Con riguardo alla protezione umanitaria, il Tribunale ha osservato che il ricorrente non aveva allegato alcun fattore di soggettiva vulnerabilità, fatta eccezione per la giovane età: aspetto, questo, che doveva però ritenersi superato, giacchè nel frattempo il ricorrente -che aveva in patria la madre e due fratelli – era divenuto maggiorenne. L’affermazione della mancata allegazione (che non è stata censurata in questa sede, prospettando un error in procedendo del giudice di prime cure sul punto) appare, in sè decisiva, giacchè la proposizione del ricorso al tribunale nella materia della protezione internazionale dello straniero non si sottrae all’applicazione del principio dispositivo, sicchè il ricorrente ha l’onere di indicare i fatti costitutivi del diritto azionato, pena l’impossibilità per il giudice di introdurli d’ufficio nel giudizio (Cass. 28 settembre 2015, n. 19197; in senso conforme: Cass. 29 ottobre 2018, n. 27336). Non si vede, del resto, come, anche a prescindere da tale rilievo, il giudice di prime cure potesse fondare il riconoscimento della protezione umanitaria sui maltrattamenti di cui il ricorrente ha affermato di essere stato vittima: infatti il racconto dell’istar te è stato reputato non credibile e l’impugnazione proposta non investe questo profilo dell’accertamento giurisdizionale. Tanto meno rilevante è, poi, il richiamo alla situazione del Gambia: infatti – a prescindere dal rilievo sul punto svolto dal Tribunale (il quale ha escluso che le criticità del paese diano luogo a una vera e propria emergenza umanitaria) – è da osservare che la temuta violazione dei diritti umani, su cui si fonda la domanda di protezione umanitaria, “deve necessariamente correlarsi alla vicenda personale del richiedente, perchè altrimenti finirebbe per prendere in considerazione non già la situazione particolare del singolo soggetto, ma piuttosto quella del suo Paese d’origine in termini del tutto generali ed astratti”: ciò che risulterebbe in contrasto col parametro normativo di cui al D.Lgs. n. 286 del 1998, art. 5, comma 6, (Cass. 23 febbraio 2018, n. 4455, in motivazione).

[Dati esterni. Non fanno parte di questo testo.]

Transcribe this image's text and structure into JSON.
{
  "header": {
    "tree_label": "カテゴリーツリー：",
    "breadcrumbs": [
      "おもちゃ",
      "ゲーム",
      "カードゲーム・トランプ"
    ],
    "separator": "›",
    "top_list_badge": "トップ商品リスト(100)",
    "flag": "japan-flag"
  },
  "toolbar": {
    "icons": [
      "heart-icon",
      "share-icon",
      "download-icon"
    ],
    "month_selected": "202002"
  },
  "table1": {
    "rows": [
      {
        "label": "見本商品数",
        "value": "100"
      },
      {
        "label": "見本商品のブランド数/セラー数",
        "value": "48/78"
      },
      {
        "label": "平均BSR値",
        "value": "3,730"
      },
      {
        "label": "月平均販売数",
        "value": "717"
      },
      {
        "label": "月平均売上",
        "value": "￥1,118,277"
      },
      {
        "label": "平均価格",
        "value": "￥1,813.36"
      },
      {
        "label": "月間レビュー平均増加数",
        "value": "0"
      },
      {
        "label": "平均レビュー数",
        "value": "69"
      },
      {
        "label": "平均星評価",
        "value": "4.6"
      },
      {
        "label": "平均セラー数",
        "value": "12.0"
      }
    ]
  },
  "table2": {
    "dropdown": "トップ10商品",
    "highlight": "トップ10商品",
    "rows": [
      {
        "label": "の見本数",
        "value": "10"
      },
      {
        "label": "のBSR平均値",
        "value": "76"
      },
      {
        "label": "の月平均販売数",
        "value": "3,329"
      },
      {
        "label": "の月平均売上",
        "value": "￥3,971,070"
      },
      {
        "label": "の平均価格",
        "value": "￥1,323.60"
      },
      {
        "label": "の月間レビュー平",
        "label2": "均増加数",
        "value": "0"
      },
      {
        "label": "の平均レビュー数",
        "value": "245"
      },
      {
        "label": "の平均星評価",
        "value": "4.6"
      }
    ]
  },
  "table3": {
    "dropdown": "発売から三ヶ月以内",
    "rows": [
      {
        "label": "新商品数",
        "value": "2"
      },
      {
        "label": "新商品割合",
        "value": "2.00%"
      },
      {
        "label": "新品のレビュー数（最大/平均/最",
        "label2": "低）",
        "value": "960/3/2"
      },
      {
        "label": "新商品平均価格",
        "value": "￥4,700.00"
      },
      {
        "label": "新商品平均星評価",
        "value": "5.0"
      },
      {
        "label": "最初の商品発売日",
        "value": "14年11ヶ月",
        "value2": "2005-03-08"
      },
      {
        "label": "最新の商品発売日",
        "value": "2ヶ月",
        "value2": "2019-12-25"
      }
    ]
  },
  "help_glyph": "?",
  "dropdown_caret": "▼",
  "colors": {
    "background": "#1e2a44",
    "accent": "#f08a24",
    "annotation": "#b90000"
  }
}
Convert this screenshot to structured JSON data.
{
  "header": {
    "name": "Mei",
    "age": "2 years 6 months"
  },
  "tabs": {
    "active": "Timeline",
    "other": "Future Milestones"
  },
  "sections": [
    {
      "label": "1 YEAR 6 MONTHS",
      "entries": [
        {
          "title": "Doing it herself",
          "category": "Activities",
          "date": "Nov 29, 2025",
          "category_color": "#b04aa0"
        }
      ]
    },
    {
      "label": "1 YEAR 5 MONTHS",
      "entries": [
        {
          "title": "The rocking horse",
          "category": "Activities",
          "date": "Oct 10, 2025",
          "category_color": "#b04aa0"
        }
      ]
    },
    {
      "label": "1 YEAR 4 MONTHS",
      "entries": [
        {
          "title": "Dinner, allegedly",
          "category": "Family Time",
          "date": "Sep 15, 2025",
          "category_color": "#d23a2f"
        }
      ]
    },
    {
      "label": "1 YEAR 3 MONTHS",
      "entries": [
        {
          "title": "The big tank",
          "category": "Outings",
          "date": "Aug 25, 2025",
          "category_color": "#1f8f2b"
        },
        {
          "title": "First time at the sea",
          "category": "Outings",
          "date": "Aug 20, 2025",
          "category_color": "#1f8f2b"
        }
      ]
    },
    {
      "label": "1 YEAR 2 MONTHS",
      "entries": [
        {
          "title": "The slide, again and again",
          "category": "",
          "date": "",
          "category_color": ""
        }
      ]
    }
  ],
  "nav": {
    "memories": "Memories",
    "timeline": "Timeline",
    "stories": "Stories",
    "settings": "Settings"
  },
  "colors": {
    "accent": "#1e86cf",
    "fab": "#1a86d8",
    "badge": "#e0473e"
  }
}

3. – Il ricorso è dunque respinto.

4. – Nulla deve disporsi in punto di spese processuali, stante la mancata resistenza dell’intimato.

L’ammissione della parte ricorrente al gratuito patrocinio determina l’insussistenza dei presupposti per il versamento dell’importo previsto dal D.P.R. n. 115 del 2002, art. 13, comma 1 quater, inserito dalla L. n. 228 del 2012, art. 1, comma 17, stante la prenotazione a debito in ragione dell’ammissione al predetto beneficio (Cass. 22 marzo 2017, n. 7368).

P.Q.M.

La Corte:

rigetta il ricorso.

Così deciso in Roma, nella Camera di consiglio della 6a Sezione Civile, il 21 maggio 2019.